DAMASCUS, Syria — To say the least, she is modest. She is covered from head to foot in a traditional black robe. She has no boyfriend and will never have one, let alone one named Ken.

Across the Middle East and North Africa, Fulla is the top-selling doll due to a simple appeal: Dismayed by the Western values that Barbie is thought to promote, Arab parents and their children are grabbing her up because she embodies the image of a proper Muslim woman.

Fulla, a Syrian company's answer to Barbie, embodies the image of the proper Muslim woman. Above, a young buyer surveys the hundreds of accessories, such as prayer rugs and in-line skates, available for the doll. Beneath her robes, left, the doll features a less conservative ensemble.

"She's popular because she's one of us. She's my sister. She's my mother. She's my wife. So, as a parent, I'd like Fulla for my daughter," said Mohammed al-Sabbagh, manager of a Damascus toy store.

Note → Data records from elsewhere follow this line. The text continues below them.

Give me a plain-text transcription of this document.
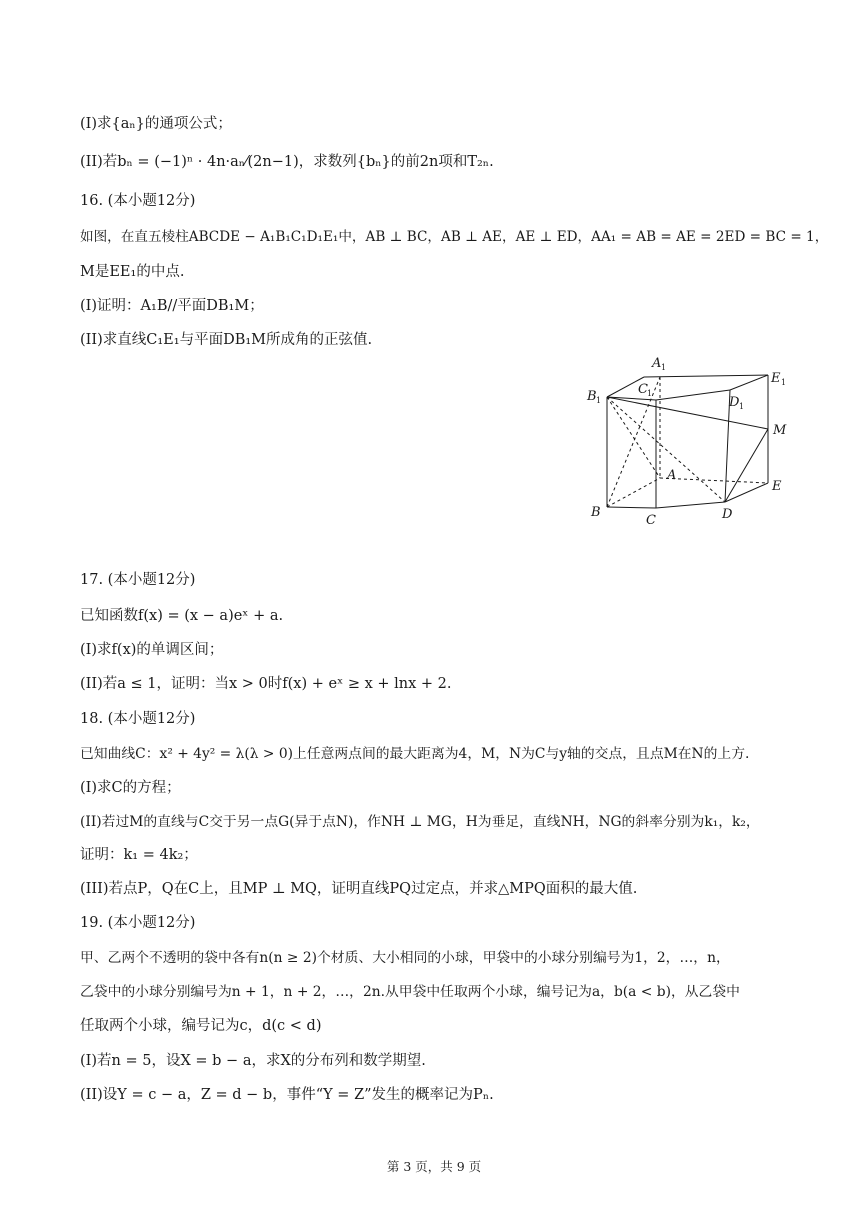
(I)求{aₙ}的通项公式；
(II)若bₙ = (−1)ⁿ · 4n·aₙ⁄(2n−1)，求数列{bₙ}的前2n项和T₂ₙ.
16. (本小题12分)
如图，在直五棱柱ABCDE − A₁B₁C₁D₁E₁中，AB ⊥ BC，AB ⊥ AE，AE ⊥ ED，AA₁ = AB = AE = 2ED = BC = 1，
M是EE₁的中点.
(I)证明：A₁B//平面DB₁M；
(II)求直线C₁E₁与平面DB₁M所成角的正弦值.
A 1
C 1
B 1	D 1
E 1
M
A
E
B
C	D
17. (本小题12分)
已知函数f(x) = (x − a)eˣ + a.
(I)求f(x)的单调区间；
(II)若a ≤ 1，证明：当x > 0时f(x) + eˣ ≥ x + lnx + 2.
18. (本小题12分)
已知曲线C：x² + 4y² = λ(λ > 0)上任意两点间的最大距离为4，M，N为C与y轴的交点，且点M在N的上方.
(I)求C的方程；
(II)若过M的直线与C交于另一点G(异于点N)，作NH ⊥ MG，H为垂足，直线NH，NG的斜率分别为k₁，k₂，
证明：k₁ = 4k₂；
(III)若点P，Q在C上，且MP ⊥ MQ，证明直线PQ过定点，并求△MPQ面积的最大值.
19. (本小题12分)
甲、乙两个不透明的袋中各有n(n ≥ 2)个材质、大小相同的小球，甲袋中的小球分别编号为1，2，…，n，
乙袋中的小球分别编号为n + 1，n + 2，…，2n.从甲袋中任取两个小球，编号记为a，b(a < b)，从乙袋中
任取两个小球，编号记为c，d(c < d)
(I)若n = 5，设X = b − a，求X的分布列和数学期望.
(II)设Y = c − a，Z = d − b，事件“Y = Z”发生的概率记为Pₙ.
第 3 页，共 9 页
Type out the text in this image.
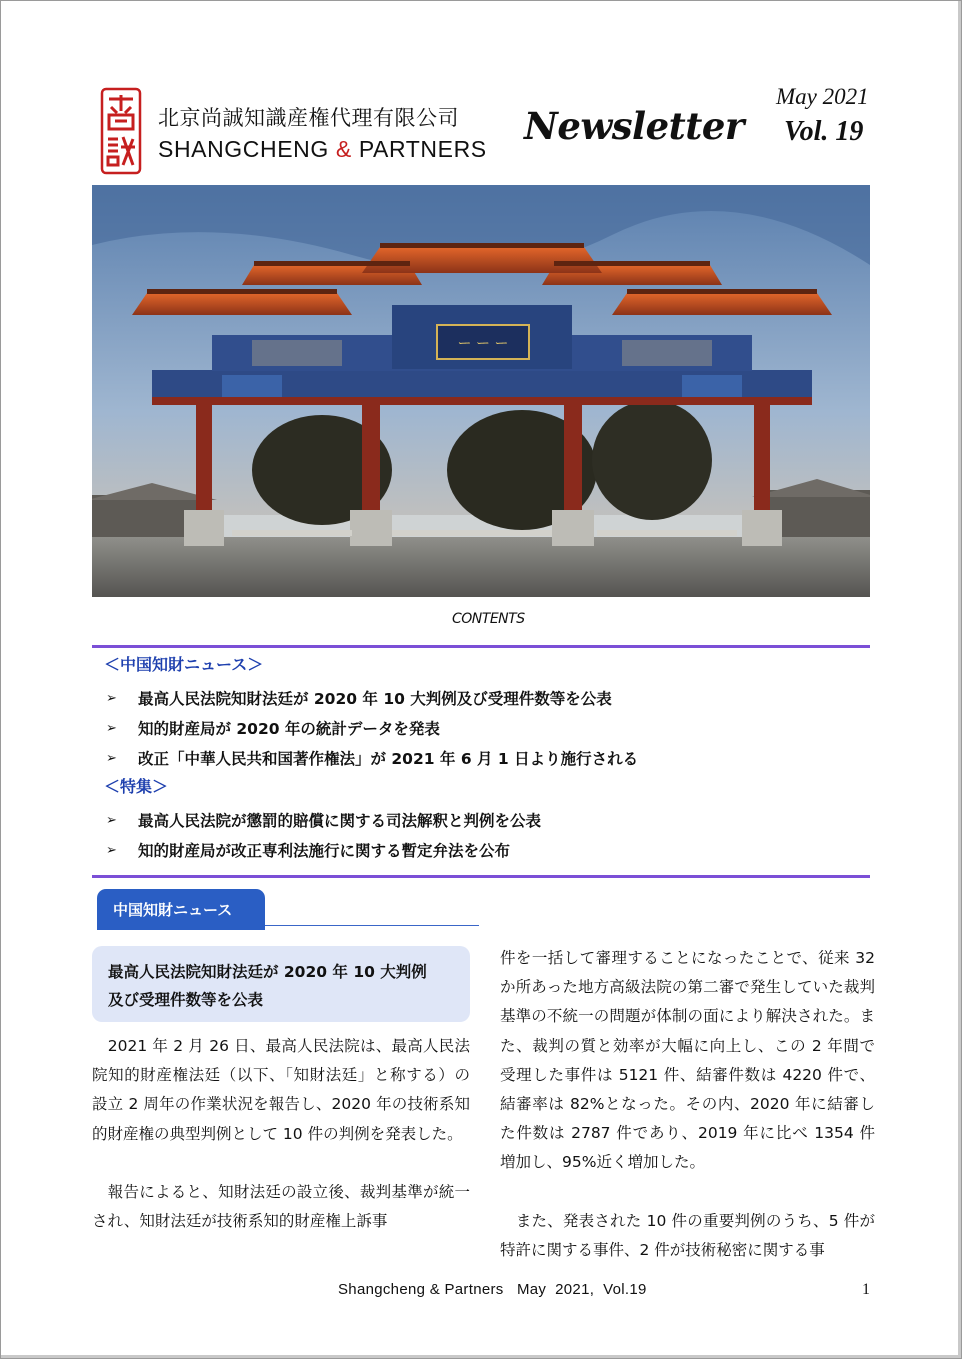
北京尚誠知識産権代理有限公司
SHANGCHENG & PARTNERS
Newsletter
May 2021
Vol. 19
ー ー ー
CONTENTS
＜中国知財ニュース＞
➢	最高人民法院知財法廷が 2020 年 10 大判例及び受理件数等を公表
➢	知的財産局が 2020 年の統計データを発表
➢	改正「中華人民共和国著作権法」が 2021 年 6 月 1 日より施行される
＜特集＞
➢	最高人民法院が懲罰的賠償に関する司法解釈と判例を公表
➢	知的財産局が改正専利法施行に関する暫定弁法を公布
中国知財ニュース
最高人民法院知財法廷が 2020 年 10 大判例
及び受理件数等を公表

　2021 年 2 月 26 日、最高人民法院は、最高人民法院知的財産権法廷（以下、「知財法廷」と称する）の設立 2 周年の作業状況を報告し、2020 年の技術系知的財産権の典型判例として 10 件の判例を発表した。

　報告によると、知財法廷の設立後、裁判基準が統一され、知財法廷が技術系知的財産権上訴事

件を一括して審理することになったことで、従来 32 か所あった地方高級法院の第二審で発生していた裁判基準の不統一の問題が体制の面により解決された。また、裁判の質と効率が大幅に向上し、この 2 年間で受理した事件は 5121 件、結審件数は 4220 件で、結審率は 82%となった。その内、2020 年に結審した件数は 2787 件であり、2019 年に比べ 1354 件増加し、95%近く増加した。

　また、発表された 10 件の重要判例のうち、5 件が特許に関する事件、2 件が技術秘密に関する事

Shangcheng & Partners   May  2021,  Vol.19	1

Conventional wisdom holds that whether you love her or hate her, Barbie means something to everyone. After all, she quickly became a commercial and cultural icon after she hit store shelves in 1959 and has generated an estimated $24 billion in worldwide sales.

Yet if sales figures are any indication, Mattel's famous export has become alien to what Sabbagh and many other parents in the Middle East want for their daughters.

In front of her is the object of her craving: shelves lined with Fulla in various guises and some of her 200-plus accessories, including prayer rugs, prayer beads, portable karaoke players, in-line skates and party dresses.

Fulla is sold in two basic outdoor styles, each for about $9 and each befiting the traditional Muslim demand that women cover themselves in public.

One has a head-to-toe black robe, or hijab, commonly donned in the Persian Gulf region. The other is for the Arab countries of the eastern Mediterranean, where full-length robes of different colors are worn.

Indoors, where Muslim women are allowed to be seen uncovered by other women or by close male relatives, Fulla has more leeway. There, like Barbie, she is a clotheshorse, with skirts and even lace underwear and bathing suits.

Her shopping dilemma could not please her father more, even though it means that on every business trip he takes, he is hectored to return bearing Fulla accessories.

"I instantly agreed to buy the doll. Unlike Barbie, Fulla remains a traditional Arab woman whose life revolves around home and family," said Samar's dad, Saeed Halabi, 42, who works at a private trading company.

Like Barbie, Fulla is 11 1/2-inches tall, but she is noticeably less bosomy: Fulla's creators have gone to great lengths to make her modest and conservative.

Fulla's face has a "kind look, the Arab look," said Fawaz Abidin, head of marketing for the doll at Damascus-based New Boy, her maker. She has Arab values, not those of Barbie the American, he added.

Fans of Barbie, though, would probably take issue with Abidin's characterization of what separates Fulla from the American doll: "She's loving. She respects her mother and father. She's good to her friends. She's honest and doesn't lie. She likes reading. She likes — rather, she loves — fashion."

Furthermore, young, ambitious women with means, education and the courage to defy social convention are flocking to Arab capitals such as Beirut, Dubai and Cairo. Whether Muslim or Christian, they drink alcohol. They have boyfriends. They experiment with sex. Though they are a distinct minority, their numbers are growing.

Fulla's creators are aware that their main market is parents upset by what they see as Western-inspired views on sexuality and the role of women.

In other words, Fulla is more than a doll. She is a bulwark for Arab daughters against a fast-changing world in which traditional social controls are weakening.